One group that has long worked with local refugees, the United Tastes of America, is raising $50,000 to support them, and possibly to replace cars destroyed in the storm that so many relied on to go to work and school.

The United Tastes of America organizes supper clubs in which refugees are paid to cook traditional meals in area residents’ homes. It was founded to build community between strangers, and the recent storm made clear its mission has been realized. A woman who met Ibrahim and her family has repeatedly visited the hotel to drop off pizza for dinner and Legos for the kids. Other New Jerseyans who met the refugees through United Tastes of America have offered to assist with the coming onslaught of FEMA paperwork.

“We hoped to build a network of solidarity. That was our idea from the beginning, that we wanted to welcome people,” United Tastes of America co-founder Kate McCaffrey said. “And what we’re seeing now is the durability of those relationships.”

She said what happened in Elizabeth is “Ground Zero for climate change,” and in this new era neighbors “all need to step up and help one another, and that’s what we’re seeing here.”

Tropical Storm Ida also saw refugees giving back to their new community.

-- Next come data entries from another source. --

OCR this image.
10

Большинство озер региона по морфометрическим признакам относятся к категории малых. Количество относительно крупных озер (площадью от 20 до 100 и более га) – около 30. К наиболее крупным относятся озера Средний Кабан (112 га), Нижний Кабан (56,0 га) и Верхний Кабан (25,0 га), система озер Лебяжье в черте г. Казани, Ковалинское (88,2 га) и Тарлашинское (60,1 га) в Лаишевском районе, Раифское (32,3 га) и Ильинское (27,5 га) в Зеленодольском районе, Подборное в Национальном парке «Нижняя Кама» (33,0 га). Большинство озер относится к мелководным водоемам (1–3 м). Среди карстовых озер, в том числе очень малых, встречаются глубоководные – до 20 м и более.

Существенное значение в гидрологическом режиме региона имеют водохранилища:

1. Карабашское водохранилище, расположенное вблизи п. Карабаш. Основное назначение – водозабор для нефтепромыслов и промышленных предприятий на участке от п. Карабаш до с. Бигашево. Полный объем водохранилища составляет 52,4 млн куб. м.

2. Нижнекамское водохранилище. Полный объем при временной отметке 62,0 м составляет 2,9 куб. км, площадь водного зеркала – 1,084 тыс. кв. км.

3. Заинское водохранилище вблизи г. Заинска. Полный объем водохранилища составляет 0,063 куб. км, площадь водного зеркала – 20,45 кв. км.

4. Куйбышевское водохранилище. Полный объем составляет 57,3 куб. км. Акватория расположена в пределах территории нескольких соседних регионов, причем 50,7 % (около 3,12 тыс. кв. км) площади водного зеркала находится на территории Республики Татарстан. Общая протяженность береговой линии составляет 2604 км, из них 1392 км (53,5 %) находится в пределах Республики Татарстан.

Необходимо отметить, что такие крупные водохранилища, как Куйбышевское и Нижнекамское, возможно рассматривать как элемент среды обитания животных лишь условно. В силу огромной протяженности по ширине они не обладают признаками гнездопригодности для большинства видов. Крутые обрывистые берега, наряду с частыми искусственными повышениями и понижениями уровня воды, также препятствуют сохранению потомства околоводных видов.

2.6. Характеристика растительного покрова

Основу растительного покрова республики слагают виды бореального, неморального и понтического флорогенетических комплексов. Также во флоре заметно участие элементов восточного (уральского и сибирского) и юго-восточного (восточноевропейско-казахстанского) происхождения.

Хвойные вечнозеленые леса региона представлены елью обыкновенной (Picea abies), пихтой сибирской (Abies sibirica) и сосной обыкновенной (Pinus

“Mohammed, please help,” said the 74-year-old woman from the Dominican Republic who lived at Oakwood Plaza just below the second-floor apartment of Mohammed Zakkour and his family. The water pressure against the door prevented her from getting out.

Zakkour, a Syrian refugee, called 911, but the emergency services throughout the state were overloaded that night and did not come. So, with the brown water rising as high as his neighbor’s peephole, Zakkour and his 12-year-old son, Zain, along with neighbors, busted down the front door and rescued her.

“She lost everything,” Zain said. “We brought her to our house...She took a shower, she took her medicine, she went to sleep.”

At the hotel last week, Zain said he noticed refugees whose cars still work giving rides to others who lost their vehicles. “It’s cool how people that need help are helping other people,” he said. “That’s how I think stuff is gonna start getting...and then the world will be way better.”

The Zakkours fled the civil war in Syria and spent four years in Jordan before winning admission to the United States. They said they have found the kind of community they lost when they left their home.

“When we came we got to know people like [McCaffrey and United Tastes of America co-founder Melina Macall] that actually made us feel like family,” Zain said. “We had people around us to help.”

A spokeswoman for the city of Elizabeth said most residents of the Oakwood Plaza apartments will be able to return once repairs are completed. In the meantime, the displaced families hope to find temporary lodging in Elizabeth so the children can more easily get to school.

There’s little for the children to do at the hotel where they’ve been staying. In between gymnastic moves in her hotel room, Maria Zakkour, 5, gave a hint at how the effects of this displacement will linger.

“I don’t like the rain because the rain comes in our house,” she said. “It breaks the door, too.”

While they have donations of food and meals, without a kitchen the families are mostly eating canned food. At night, they linger in the hotel lobby with other Arabic-speaking refugees, wondering how long they’ll have to wait to be resettled, yet again.